Less than 12 months after the federal government put the national economy into temporary lockdown, property prices across the country are soaring as supply fails to meet demand.

Values rose at the fastest pace since 2003 in February, with prices rising in every capital city and regional area, according to property analytics firm CoreLogic.

And analysts say prices will continue rising for the foreseeable future.

Government incentives, such as HomeBuilder and the First Home Loan Deposit Scheme, lowered the barriers to entry for first-home buyers, while a faster-than-expected jobs market recovery gave buyers the confidence to put down a deposit.

Analysts say the market faces major challenges in the coming months, with the federal government due to wind back several major support programs at the end of March.

But record-low interest rates and the ‘fear of missing out’ are expected to offset these concerns and drive prices in Sydney and Melbourne past record highs before the end of April.

“The conditions are probably in place for further price rises.
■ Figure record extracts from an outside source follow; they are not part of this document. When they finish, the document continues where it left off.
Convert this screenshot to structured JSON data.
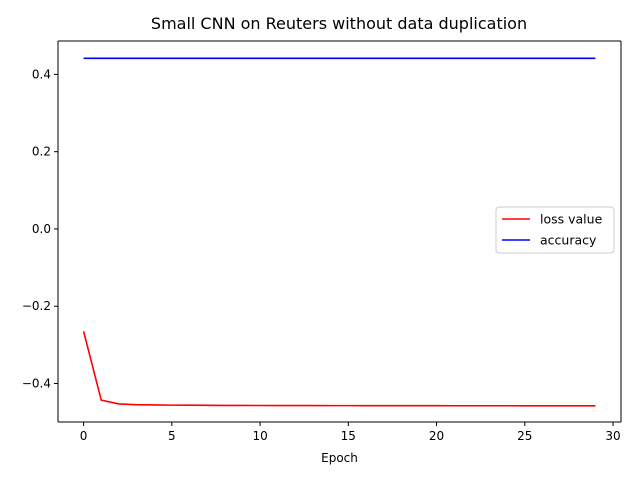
{
  "chart_data": {
    "type": "line",
    "title": "Small CNN on Reuters without data duplication",
    "xlabel": "Epoch",
    "ylabel": "",
    "xlim": [
      -1.45,
      30.45
    ],
    "ylim": [
      -0.4997,
      0.4865
    ],
    "x_ticks": [
      0,
      5,
      10,
      15,
      20,
      25,
      30
    ],
    "y_ticks": [
      -0.4,
      -0.2,
      0.0,
      0.2,
      0.4
    ],
    "x_tick_labels": [
      "0",
      "5",
      "10",
      "15",
      "20",
      "25",
      "30"
    ],
    "y_tick_labels": [
      "−0.4",
      "−0.2",
      "0.0",
      "0.2",
      "0.4"
    ],
    "grid": false,
    "legend_position": "center-right",
    "x": [
      0,
      1,
      2,
      3,
      4,
      5,
      6,
      7,
      8,
      9,
      10,
      11,
      12,
      13,
      14,
      15,
      16,
      17,
      18,
      19,
      20,
      21,
      22,
      23,
      24,
      25,
      26,
      27,
      28,
      29
    ],
    "series": [
      {
        "name": "loss value",
        "color": "#ff0000",
        "values": [
          -0.265,
          -0.443,
          -0.453,
          -0.455,
          -0.4555,
          -0.456,
          -0.4563,
          -0.4565,
          -0.4567,
          -0.4569,
          -0.457,
          -0.4571,
          -0.4572,
          -0.4572,
          -0.4573,
          -0.4573,
          -0.4574,
          -0.4574,
          -0.4575,
          -0.4575,
          -0.4575,
          -0.4576,
          -0.4576,
          -0.4576,
          -0.4576,
          -0.4577,
          -0.4577,
          -0.4577,
          -0.4577,
          -0.4578
        ]
      },
      {
        "name": "accuracy",
        "color": "#0000ff",
        "values": [
          0.4417,
          0.4417,
          0.4417,
          0.4417,
          0.4417,
          0.4417,
          0.4417,
          0.4417,
          0.4417,
          0.4417,
          0.4417,
          0.4417,
          0.4417,
          0.4417,
          0.4417,
          0.4417,
          0.4417,
          0.4417,
          0.4417,
          0.4417,
          0.4417,
          0.4417,
          0.4417,
          0.4417,
          0.4417,
          0.4417,
          0.4417,
          0.4417,
          0.4417,
          0.4417
        ]
      }
    ]
  }
}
Whether it can sustain the momentum that we saw in January and February is less clear,” EY chief economist Jo Masters said.
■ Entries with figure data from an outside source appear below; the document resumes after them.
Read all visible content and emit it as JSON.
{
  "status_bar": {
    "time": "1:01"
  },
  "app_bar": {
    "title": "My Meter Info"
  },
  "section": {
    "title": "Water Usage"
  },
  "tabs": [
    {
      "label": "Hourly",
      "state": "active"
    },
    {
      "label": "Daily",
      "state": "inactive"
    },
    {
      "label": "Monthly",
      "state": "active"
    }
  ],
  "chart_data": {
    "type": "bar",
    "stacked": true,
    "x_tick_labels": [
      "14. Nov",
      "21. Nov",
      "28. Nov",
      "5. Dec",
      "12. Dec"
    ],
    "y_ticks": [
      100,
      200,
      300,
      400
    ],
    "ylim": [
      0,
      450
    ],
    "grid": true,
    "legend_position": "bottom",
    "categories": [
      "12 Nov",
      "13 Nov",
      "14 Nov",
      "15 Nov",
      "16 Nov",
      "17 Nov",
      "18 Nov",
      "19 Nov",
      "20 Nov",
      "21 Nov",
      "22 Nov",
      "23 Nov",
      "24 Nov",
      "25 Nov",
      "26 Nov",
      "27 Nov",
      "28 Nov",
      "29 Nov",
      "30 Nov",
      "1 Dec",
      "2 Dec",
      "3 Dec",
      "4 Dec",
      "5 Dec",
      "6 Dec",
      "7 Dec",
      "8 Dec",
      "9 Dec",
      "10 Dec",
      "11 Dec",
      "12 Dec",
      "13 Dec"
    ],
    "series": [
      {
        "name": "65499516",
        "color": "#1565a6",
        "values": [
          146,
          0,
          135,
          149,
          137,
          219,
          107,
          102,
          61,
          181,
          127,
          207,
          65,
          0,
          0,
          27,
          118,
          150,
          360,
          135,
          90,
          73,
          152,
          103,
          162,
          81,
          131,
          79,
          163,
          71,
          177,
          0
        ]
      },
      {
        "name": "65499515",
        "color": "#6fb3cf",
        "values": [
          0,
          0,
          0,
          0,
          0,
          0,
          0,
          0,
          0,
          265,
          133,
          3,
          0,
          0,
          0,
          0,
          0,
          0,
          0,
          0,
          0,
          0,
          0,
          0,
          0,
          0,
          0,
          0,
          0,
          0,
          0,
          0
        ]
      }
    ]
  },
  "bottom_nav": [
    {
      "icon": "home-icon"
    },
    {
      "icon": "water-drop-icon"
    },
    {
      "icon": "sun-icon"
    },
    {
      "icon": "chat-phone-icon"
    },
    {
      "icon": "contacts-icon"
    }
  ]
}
Asked whether the end of JobKeeper could lead to a wave of forced sales at the end of March, Ms Masters said this was unlikely as the banks had not found widespread stress in household balance sheets.
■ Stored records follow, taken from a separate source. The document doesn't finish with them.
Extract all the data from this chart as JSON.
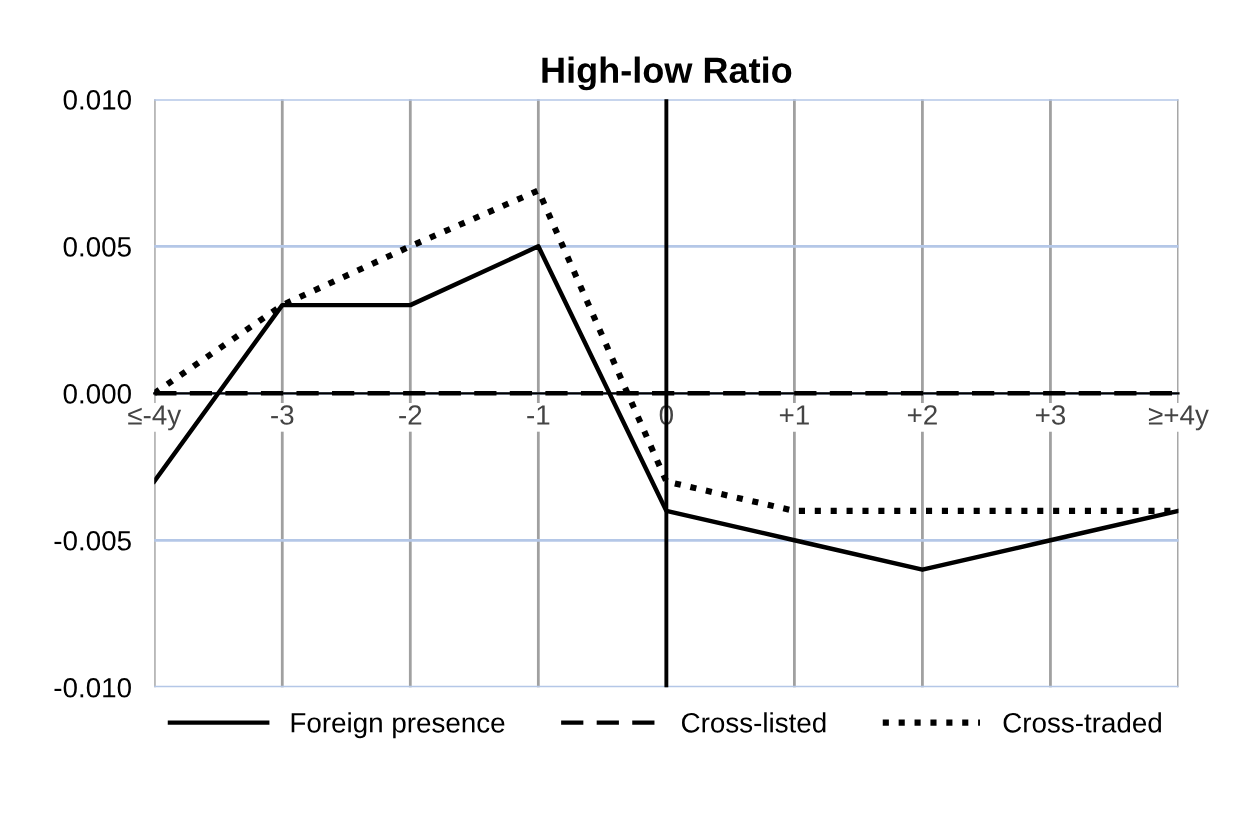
{
  "chart_data": {
    "type": "line",
    "title": "High-low Ratio",
    "categories": [
      "≤-4y",
      "-3",
      "-2",
      "-1",
      "0",
      "+1",
      "+2",
      "+3",
      "≥+4y"
    ],
    "series": [
      {
        "name": "Foreign presence",
        "color": "#000000",
        "line_style": "solid",
        "values": [
          -0.003,
          0.003,
          0.003,
          0.005,
          -0.004,
          -0.005,
          -0.006,
          -0.005,
          -0.004
        ]
      },
      {
        "name": "Cross-listed",
        "color": "#000000",
        "line_style": "dashed",
        "values": [
          0,
          0,
          0,
          0,
          0,
          0,
          0,
          0,
          0
        ]
      },
      {
        "name": "Cross-traded",
        "color": "#000000",
        "line_style": "dotted",
        "values": [
          0,
          0.003,
          0.005,
          0.0069,
          -0.003,
          -0.004,
          -0.004,
          -0.004,
          -0.004
        ]
      }
    ],
    "ylim": [
      -0.01,
      0.01
    ],
    "yticks": [
      {
        "value": -0.01,
        "label": "-0.010"
      },
      {
        "value": -0.005,
        "label": "-0.005"
      },
      {
        "value": 0,
        "label": "0.000"
      },
      {
        "value": 0.005,
        "label": "0.005"
      },
      {
        "value": 0.01,
        "label": "0.010"
      }
    ],
    "ref_lines": [
      {
        "axis": "x",
        "value": "0",
        "color": "#000000"
      }
    ],
    "grid": true,
    "legend": "bottom",
    "marker": "none"
  }
}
She said this was partly because jobs had come back much faster than expected, with the unemployment rate falling to 6.4 per cent in January from a peak of 7.5 per cent in July.

“A bank doesn’t foreclose on your mortgage straight away, [either],” Ms Masters said.

“There’s a period where your mortgage needs to be in arrears for six to 12 months before a bank starts to act on that.”

Low stock levels are also putting upwards pressure on prices.

CoreLogic data shows the number of properties advertised for sale nationally over the 28 days ending February 21 was down 26.2 per cent on 2020 levels.

CoreLogic research director Tim Lawless, who described the current upswing as a “broad-based boom”, said an uptick in reports lodged by real estate agents when preparing new listings suggested more properties would come on to the market in March.

But he said the boost in supply was likely to be met by rampant demand.

This means price growth is expected to remain strong until at least the second half of the year, at which point the market may slow down as more and more housing becomes unaffordable for increasing numbers of people.

“There is a phasing out of a lot of the government incentives, as well,” Mr Lawless said.

“From June and July, we will see stamp duty discounts no longer apply in New South Wales and Victoria. HomeBuilder is no longer available after March. And a lot of the fiscal supports around incomes are winding down at the end of this month, too.”

Mr Lawless said the current housing boom was a continuation of the upswing seen in Australia between June 2019 and February 2020, which triggered renewed fears about housing affordability and caused serious headaches for the Reserve Bank of Australia.

He cited a slowdown in the rate of price growth before the pandemic as evidence that low wages growth and broader economic weakness could soon moderate the current rush.

“Sydney’s still got to recover 1.1 per cent before it’s back at 2017 highs. Melbourne still needs to recover 1.7 per cent before it’s back to its March 2020 high,” said Mr Lawless, noting such records would likely be broken within “a month or two”.

“So we might start to see affordability come into more focus after that.”

The Reserve Bank will hand down its next interest rate decision at 2.30pm on Tuesday.